Processing of python strings those things

Source: Internet
Author: User
Tags ord
This chapter describes the python stringTo write and deal with, before we figure out the vexing character encodingAfter the problem, we'll study a string of Python.

In the latest version of Python 3, strings are encoded in Unicode, meaning that Python strings support multiple languages, such as:

>>> print (' str with Chinese ') contains Chinese str

For the encoding of a single character,Python provides an integer representation of the ord () function to get the character, and theChr () function converts the encoding to the corresponding character:

>>> Ord (' A ') 65>>> ord (' Middle ') 20013>>> chr ("The ' B ' >>> chr (25991) ' text ')

If you know the integer encoding of the character, you can also write the str in hexadecimal:

>>> ' \u4e2d\u6587 ' Chinese

The two formulations are completely equivalent.
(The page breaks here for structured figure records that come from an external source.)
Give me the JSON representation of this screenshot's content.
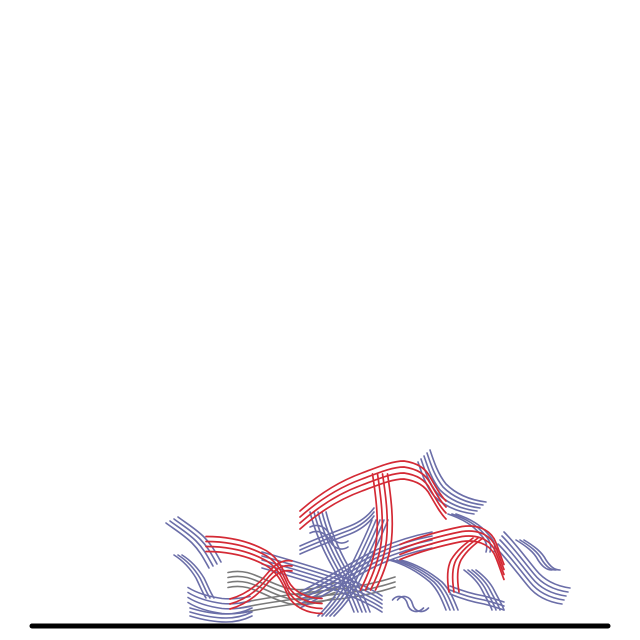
{
  "scene": {
    "colors": {
      "background": "#ffffff",
      "ground": "#000000",
      "strand_blue": "#6b6ea8",
      "strand_red": "#d42a35",
      "strand_gray": "#7a7a7a"
    },
    "strand_groups": [
      {
        "name": "left-fringe",
        "color_key": "strand_blue"
      },
      {
        "name": "left-red-bridge",
        "color_key": "strand_red"
      },
      {
        "name": "central-bundle",
        "color_key": "strand_blue"
      },
      {
        "name": "arch-red",
        "color_key": "strand_red"
      },
      {
        "name": "top-right-fringe",
        "color_key": "strand_blue"
      },
      {
        "name": "right-red-loop",
        "color_key": "strand_red"
      },
      {
        "name": "far-right-fringe",
        "color_key": "strand_blue"
      },
      {
        "name": "gray-under-strands",
        "color_key": "strand_gray"
      }
    ]
  }
}
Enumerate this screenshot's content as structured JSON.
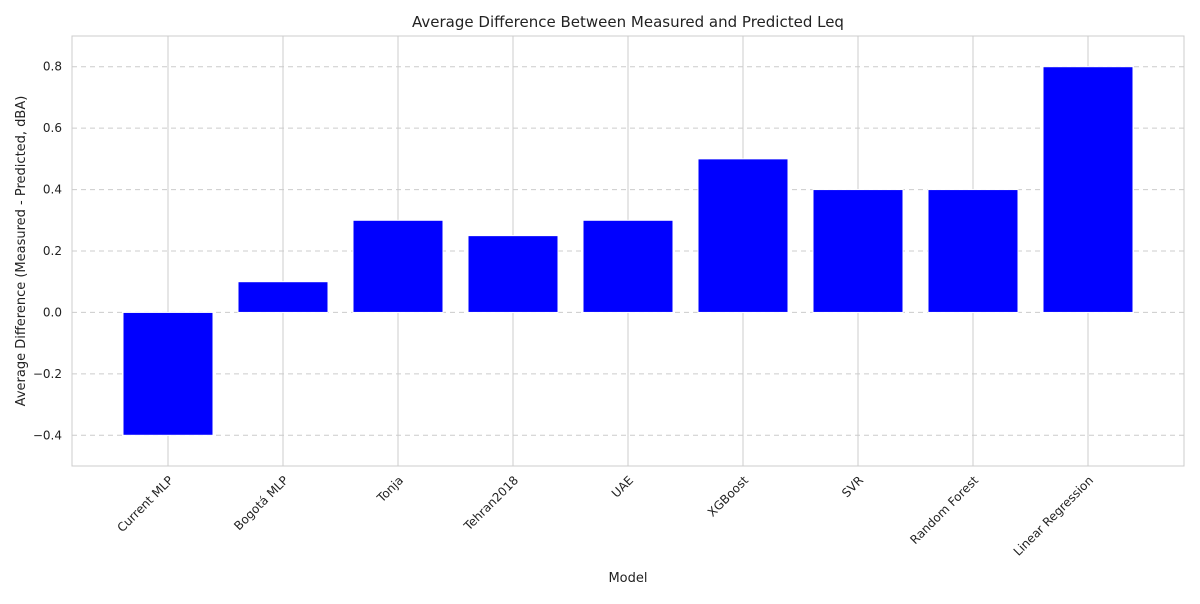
{
  "chart_data": {
    "type": "bar",
    "title": "Average Difference Between Measured and Predicted Leq",
    "xlabel": "Model",
    "ylabel": "Average Difference (Measured - Predicted, dBA)",
    "categories": [
      "Current MLP",
      "Bogotá MLP",
      "Tonja",
      "Tehran2018",
      "UAE",
      "XGBoost",
      "SVR",
      "Random Forest",
      "Linear Regression"
    ],
    "values": [
      -0.4,
      0.1,
      0.3,
      0.25,
      0.3,
      0.5,
      0.4,
      0.4,
      0.8
    ],
    "ylim": [
      -0.5,
      0.9
    ],
    "yticks": [
      -0.4,
      -0.2,
      0.0,
      0.2,
      0.4,
      0.6,
      0.8
    ],
    "ytick_labels": [
      "−0.4",
      "−0.2",
      "0.0",
      "0.2",
      "0.4",
      "0.6",
      "0.8"
    ],
    "bar_color": "#0000ff",
    "grid": true,
    "grid_color": "#cccccc",
    "frame_color": "#cccccc"
  }
}
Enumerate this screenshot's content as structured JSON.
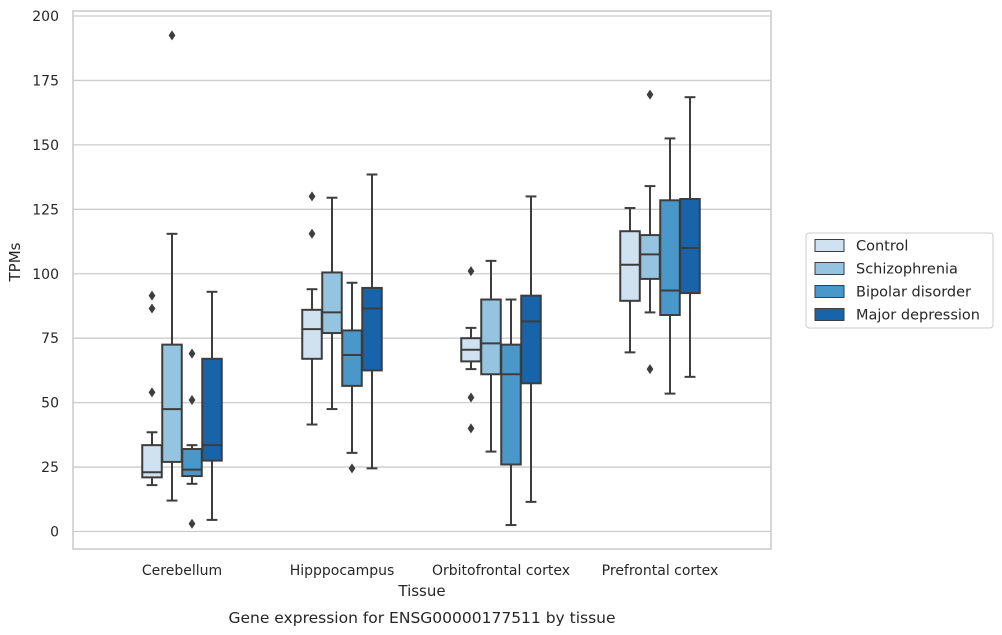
{
  "chart_data": {
    "type": "box",
    "xlabel": "Tissue",
    "ylabel": "TPMs",
    "caption": "Gene expression for ENSG00000177511 by tissue",
    "ylim": [
      -6,
      201
    ],
    "yticks": [
      0,
      25,
      50,
      75,
      100,
      125,
      150,
      175,
      200
    ],
    "grid": "horizontal",
    "legend_position": "right",
    "categories": [
      "Cerebellum",
      "Hipppocampus",
      "Orbitofrontal cortex",
      "Prefrontal cortex"
    ],
    "series": [
      {
        "name": "Control",
        "color": "#d0e1f2",
        "boxes": [
          {
            "whislo": 18,
            "q1": 21,
            "med": 23,
            "q3": 33.5,
            "whishi": 38.5,
            "fliers": [
              54,
              86.5,
              91.5
            ]
          },
          {
            "whislo": 41.5,
            "q1": 67,
            "med": 78.5,
            "q3": 86,
            "whishi": 94,
            "fliers": [
              115.5,
              130
            ]
          },
          {
            "whislo": 63,
            "q1": 66,
            "med": 70.5,
            "q3": 75,
            "whishi": 79,
            "fliers": [
              40,
              52,
              101
            ]
          },
          {
            "whislo": 69.5,
            "q1": 89.5,
            "med": 103.5,
            "q3": 116.5,
            "whishi": 125.5,
            "fliers": []
          }
        ]
      },
      {
        "name": "Schizophrenia",
        "color": "#94c4df",
        "boxes": [
          {
            "whislo": 12,
            "q1": 27,
            "med": 47.5,
            "q3": 72.5,
            "whishi": 115.5,
            "fliers": [
              192.5
            ]
          },
          {
            "whislo": 47.5,
            "q1": 77,
            "med": 85,
            "q3": 100.5,
            "whishi": 129.5,
            "fliers": []
          },
          {
            "whislo": 31,
            "q1": 61,
            "med": 73,
            "q3": 90,
            "whishi": 105,
            "fliers": []
          },
          {
            "whislo": 85,
            "q1": 98,
            "med": 107.5,
            "q3": 115,
            "whishi": 134,
            "fliers": [
              63,
              169.5
            ]
          }
        ]
      },
      {
        "name": "Bipolar disorder",
        "color": "#4a98c9",
        "boxes": [
          {
            "whislo": 18.5,
            "q1": 21.5,
            "med": 24,
            "q3": 32,
            "whishi": 33.5,
            "fliers": [
              3,
              51,
              69
            ]
          },
          {
            "whislo": 30.5,
            "q1": 56.5,
            "med": 68.5,
            "q3": 78,
            "whishi": 96.5,
            "fliers": [
              24.5
            ]
          },
          {
            "whislo": 2.5,
            "q1": 26,
            "med": 61,
            "q3": 72.5,
            "whishi": 90,
            "fliers": []
          },
          {
            "whislo": 53.5,
            "q1": 84,
            "med": 93.5,
            "q3": 128.5,
            "whishi": 152.5,
            "fliers": []
          }
        ]
      },
      {
        "name": "Major depression",
        "color": "#1764ab",
        "boxes": [
          {
            "whislo": 4.5,
            "q1": 27.5,
            "med": 33.5,
            "q3": 67,
            "whishi": 93,
            "fliers": []
          },
          {
            "whislo": 24.5,
            "q1": 62.5,
            "med": 86.5,
            "q3": 94.5,
            "whishi": 138.5,
            "fliers": []
          },
          {
            "whislo": 11.5,
            "q1": 57.5,
            "med": 81.5,
            "q3": 91.5,
            "whishi": 130,
            "fliers": []
          },
          {
            "whislo": 60,
            "q1": 92.5,
            "med": 110,
            "q3": 129,
            "whishi": 168.5,
            "fliers": []
          }
        ]
      }
    ]
  }
}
Because python's string type is str, it is represented in memory in Unicode and a character corresponds to several bytes. If you want to transfer on the network, or save to disk, you need to turn str into bytes in bytes.

Python uses single or double quotation marks with a B prefix for data of type bytes:

x = B ' ABC '

Be aware of the distinction between ' abc ' and ' B ' abc ', which is STR, although the content is the same as the former, but each character of bytes occupies only one byte.

The STR represented in Unicode can be encoded as a specified bytes by using the Encode () method, for example:

>>> ' abc '. Encode (' ASCII ') b ' abc ' >>> ' Chinese '. Encode (' utf-8 ') b ' \xe4\xb8\xad\xe6\x96\x87 ' >>> ' Chinese '. Encode (' ASCII ') Traceback (most recent call last):  File "<stdin>", line 1, in <module> Unicodeencodeerror:   ' ASCII ' codec can ' t encode characters in position 0-1: Ordinal not in range (128)

The English-language STR can be ASCII encoded as bytes, the content is the same, the Chinese-containing STR can be encoded with UTF-8 bytes. STR, which contains Chinese, cannot be ASCII encoded because the range of Chinese encodings exceeds the ASCII encoding range and Python will error.

In bytes, the bytes that cannot be displayed as ASCII characters are #显示 with \x#.

Conversely, if we read the byte stream from the network or disk, then the data read is bytes. To turn bytes into STR, you need to use the Decode () method:

>>> b ' abc '. DECODE (' ASCII ') ' abc ' >>> b ' \xe4\xb8\xad\xe6\x96\x87 '. Decode (' utf-8 ') ' Chinese '

If the bytes contains bytes that cannot be decoded, the decode () method will error:

>>> b ' \xe4\xb8\xad\xff ' decode (' Utf-8 ') Traceback (most recent call last):  ... Unicodedecodeerror: ' Utf-8 ' codec can ' t decode byte 0xff in position 3:invalid start byte

Above, is the problem of Python string programming

Related Article

Contact Us

The content source of this page is from Internet, which doesn't represent Alibaba Cloud's opinion; products and services mentioned on that page don't have any relationship with Alibaba Cloud. If the content of the page makes you feel confusing, please write us an email, we will handle the problem within 5 days after receiving your email.

If you find any instances of plagiarism from the community, please send an email to: info-contact@alibabacloud.com and provide relevant evidence. A staff member will contact you within 5 working days.

A Free Trial That Lets You Build Big!

Start building with 50+ products and up to 12 months usage for Elastic Compute Service

  • Sales Support

    1 on 1 presale consultation

  • After-Sales Support

    24/7 Technical Support 6 Free Tickets per Quarter Faster Response

  • Alibaba Cloud offers highly flexible support services tailored to meet your exact needs.